Franklin showed the work they did for Center City’s Rittenhouse Square are for the University of Pennsylvania. This is a wonderful example of utilizing rainwater runoff, incorporating water treatment within the design and producing a green space for the students and citizen to enjoy on this almost 2 acres of city life.   Their design changed the landscape to produce an area that had previously been 93% impervious. Now the high performance water treatment cisterns store 20,000 gallons of runoff and AC runoff – within the parking garage.  The soil also stores water. 

To rediscover places, the firm takes makes a habitat work by using breaking attitudes, working with nature’s concepts: composting, cleaning polluted areas, recirculating water and finding those nooks and crannies – even in buildings – that can tell the story of that landscape’s unique place.

Franklin also demonstrated some comic genius!  Her wickedly witty remarks and behind the scenes commentary made me think she must be a sophisticated, fun pro to work with.
Franklin was also refreshing by not only showing Andropogon completed and proposed projects but competing firms’ too. 
My associates in attendance agreed afterwards this was a welcome approach to presenting case studies.  After all just because politics or budgets precluded design selection or job completion, we still have a lot to learn from the landscape architects’ research and design. 
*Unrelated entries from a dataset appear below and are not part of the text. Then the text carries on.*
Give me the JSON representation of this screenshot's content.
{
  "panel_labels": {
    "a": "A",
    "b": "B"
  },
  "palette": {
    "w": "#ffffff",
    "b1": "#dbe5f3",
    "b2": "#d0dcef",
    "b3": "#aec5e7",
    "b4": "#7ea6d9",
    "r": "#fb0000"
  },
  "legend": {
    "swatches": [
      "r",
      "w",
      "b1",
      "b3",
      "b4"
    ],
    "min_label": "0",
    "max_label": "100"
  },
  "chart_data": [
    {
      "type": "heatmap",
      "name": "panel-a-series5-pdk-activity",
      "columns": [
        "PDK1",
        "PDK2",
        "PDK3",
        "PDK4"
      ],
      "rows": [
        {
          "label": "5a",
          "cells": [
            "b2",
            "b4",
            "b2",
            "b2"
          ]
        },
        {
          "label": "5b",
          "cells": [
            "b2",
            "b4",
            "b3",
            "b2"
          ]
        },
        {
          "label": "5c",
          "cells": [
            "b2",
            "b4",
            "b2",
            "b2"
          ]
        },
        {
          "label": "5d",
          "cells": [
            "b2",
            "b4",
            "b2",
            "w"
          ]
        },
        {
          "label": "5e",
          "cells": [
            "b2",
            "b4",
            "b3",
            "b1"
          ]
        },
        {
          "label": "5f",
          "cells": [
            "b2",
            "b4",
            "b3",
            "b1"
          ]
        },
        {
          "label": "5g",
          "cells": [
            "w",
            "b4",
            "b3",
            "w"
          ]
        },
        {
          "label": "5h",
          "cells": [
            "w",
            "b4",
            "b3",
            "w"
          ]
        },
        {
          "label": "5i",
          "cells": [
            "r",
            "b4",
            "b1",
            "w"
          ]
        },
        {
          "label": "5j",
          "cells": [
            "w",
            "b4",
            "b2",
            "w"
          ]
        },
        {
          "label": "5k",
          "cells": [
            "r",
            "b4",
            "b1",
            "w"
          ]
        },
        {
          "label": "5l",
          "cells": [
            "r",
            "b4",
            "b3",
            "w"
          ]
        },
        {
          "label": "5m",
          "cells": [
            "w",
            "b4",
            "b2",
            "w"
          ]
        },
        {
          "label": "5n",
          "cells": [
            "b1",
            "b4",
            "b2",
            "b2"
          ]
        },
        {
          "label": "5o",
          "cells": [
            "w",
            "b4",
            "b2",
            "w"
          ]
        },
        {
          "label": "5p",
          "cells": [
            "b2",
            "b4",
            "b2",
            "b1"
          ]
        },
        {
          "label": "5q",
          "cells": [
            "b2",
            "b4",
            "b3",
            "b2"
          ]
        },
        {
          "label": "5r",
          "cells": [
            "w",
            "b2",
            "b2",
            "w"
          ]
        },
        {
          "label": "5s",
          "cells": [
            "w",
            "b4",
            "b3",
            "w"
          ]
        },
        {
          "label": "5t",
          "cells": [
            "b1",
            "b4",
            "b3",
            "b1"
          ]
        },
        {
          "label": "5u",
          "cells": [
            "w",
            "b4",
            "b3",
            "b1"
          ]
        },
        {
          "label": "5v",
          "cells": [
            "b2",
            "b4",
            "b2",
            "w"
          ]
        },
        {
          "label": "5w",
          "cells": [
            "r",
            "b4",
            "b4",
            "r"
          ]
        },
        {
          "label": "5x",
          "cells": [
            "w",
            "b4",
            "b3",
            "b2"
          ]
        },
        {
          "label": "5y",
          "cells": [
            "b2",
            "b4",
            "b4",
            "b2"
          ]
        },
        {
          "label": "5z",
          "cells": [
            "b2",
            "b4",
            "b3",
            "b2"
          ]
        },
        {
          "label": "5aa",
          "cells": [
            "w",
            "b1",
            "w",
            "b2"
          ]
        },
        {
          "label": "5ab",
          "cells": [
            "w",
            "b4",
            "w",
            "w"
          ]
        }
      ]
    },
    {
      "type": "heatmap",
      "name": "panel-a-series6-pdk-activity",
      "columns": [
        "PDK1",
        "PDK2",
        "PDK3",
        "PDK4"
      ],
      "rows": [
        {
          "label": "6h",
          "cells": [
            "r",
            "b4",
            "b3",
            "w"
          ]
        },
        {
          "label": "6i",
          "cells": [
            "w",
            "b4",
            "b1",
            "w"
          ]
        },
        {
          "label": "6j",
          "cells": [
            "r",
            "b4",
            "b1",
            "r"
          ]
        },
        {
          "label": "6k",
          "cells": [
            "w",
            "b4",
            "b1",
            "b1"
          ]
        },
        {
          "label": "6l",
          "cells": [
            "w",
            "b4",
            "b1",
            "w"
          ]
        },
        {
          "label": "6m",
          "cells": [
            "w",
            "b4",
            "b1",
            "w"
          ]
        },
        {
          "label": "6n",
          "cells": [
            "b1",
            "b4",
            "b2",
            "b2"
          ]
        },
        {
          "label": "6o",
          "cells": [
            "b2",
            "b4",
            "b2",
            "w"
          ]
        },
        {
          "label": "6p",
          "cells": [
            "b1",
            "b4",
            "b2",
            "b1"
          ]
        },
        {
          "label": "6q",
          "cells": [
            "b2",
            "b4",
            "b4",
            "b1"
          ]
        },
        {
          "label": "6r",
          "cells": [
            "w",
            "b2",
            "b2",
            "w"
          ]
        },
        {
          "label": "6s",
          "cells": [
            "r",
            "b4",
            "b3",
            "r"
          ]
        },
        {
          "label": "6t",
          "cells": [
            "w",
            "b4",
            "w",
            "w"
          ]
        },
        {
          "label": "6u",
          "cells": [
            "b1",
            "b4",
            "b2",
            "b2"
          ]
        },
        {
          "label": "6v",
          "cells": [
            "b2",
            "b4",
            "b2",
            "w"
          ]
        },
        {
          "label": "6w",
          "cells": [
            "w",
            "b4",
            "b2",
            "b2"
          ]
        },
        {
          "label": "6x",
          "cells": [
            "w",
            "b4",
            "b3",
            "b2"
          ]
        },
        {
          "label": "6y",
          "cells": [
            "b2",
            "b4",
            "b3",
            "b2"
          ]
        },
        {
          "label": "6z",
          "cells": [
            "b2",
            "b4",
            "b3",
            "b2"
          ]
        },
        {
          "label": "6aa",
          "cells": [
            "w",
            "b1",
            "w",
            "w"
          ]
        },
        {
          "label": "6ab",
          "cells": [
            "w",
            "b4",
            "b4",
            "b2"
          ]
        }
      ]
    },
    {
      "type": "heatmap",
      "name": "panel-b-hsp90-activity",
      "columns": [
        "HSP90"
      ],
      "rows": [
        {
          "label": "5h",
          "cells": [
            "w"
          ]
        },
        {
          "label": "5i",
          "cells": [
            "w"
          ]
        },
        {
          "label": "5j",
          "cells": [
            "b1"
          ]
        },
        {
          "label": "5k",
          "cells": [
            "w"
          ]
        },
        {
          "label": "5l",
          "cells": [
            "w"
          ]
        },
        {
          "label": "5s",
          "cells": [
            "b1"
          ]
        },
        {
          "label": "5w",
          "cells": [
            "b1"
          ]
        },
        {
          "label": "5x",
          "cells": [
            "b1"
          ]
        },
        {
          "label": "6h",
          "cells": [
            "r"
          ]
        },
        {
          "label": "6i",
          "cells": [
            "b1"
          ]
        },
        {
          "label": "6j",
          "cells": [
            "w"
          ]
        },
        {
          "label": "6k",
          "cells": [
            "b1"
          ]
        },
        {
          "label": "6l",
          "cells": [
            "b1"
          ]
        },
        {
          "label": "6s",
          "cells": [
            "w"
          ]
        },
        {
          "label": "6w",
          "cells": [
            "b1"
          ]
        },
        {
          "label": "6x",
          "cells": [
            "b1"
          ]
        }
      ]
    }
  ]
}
Andropogon’s work on the Sidwell Friends School courtyard in Washington DC is the scout badge for earned honor in my book. Why?  Because the design is comprised of natural, local materials so much that one would swear the campus building were built around the natural look of the grounds.
The courtyard is a working science project the students used for study, such as water sciences, as well as for socializing.  There’s lots of walking around the garden areas. Today, the rain garden and wetland area is the “heart of the school” according to Franklin.
“Complete Streets” is a design concept Franklin espoused that delighted the audience. Here urbanites can “seize the worst parts of their city and find underused or single-purpose use areas for multiple uses.”  She was quite adamant though about making the areas unique and beautiful and not just copying the highly successful Complete Streets of Portland with their Greek keystone-design shapes

Andropogon collaborated on the dynamic holistic work at the Nikko Kirifuri hotel and spa resort hotel in the forest of Japan is magical.  They worked to restore the surrounding woods, produced a waterfall that serves a water treatment function but you would swear is the handiwork of Mother Nature.  In a way, it is.

The works Franklin presented and their attention to sustainable design must surely be the future of landscape design. We can learn much from the holistic, sustainable work that looks to reuse, repurpose and work with natural, elements.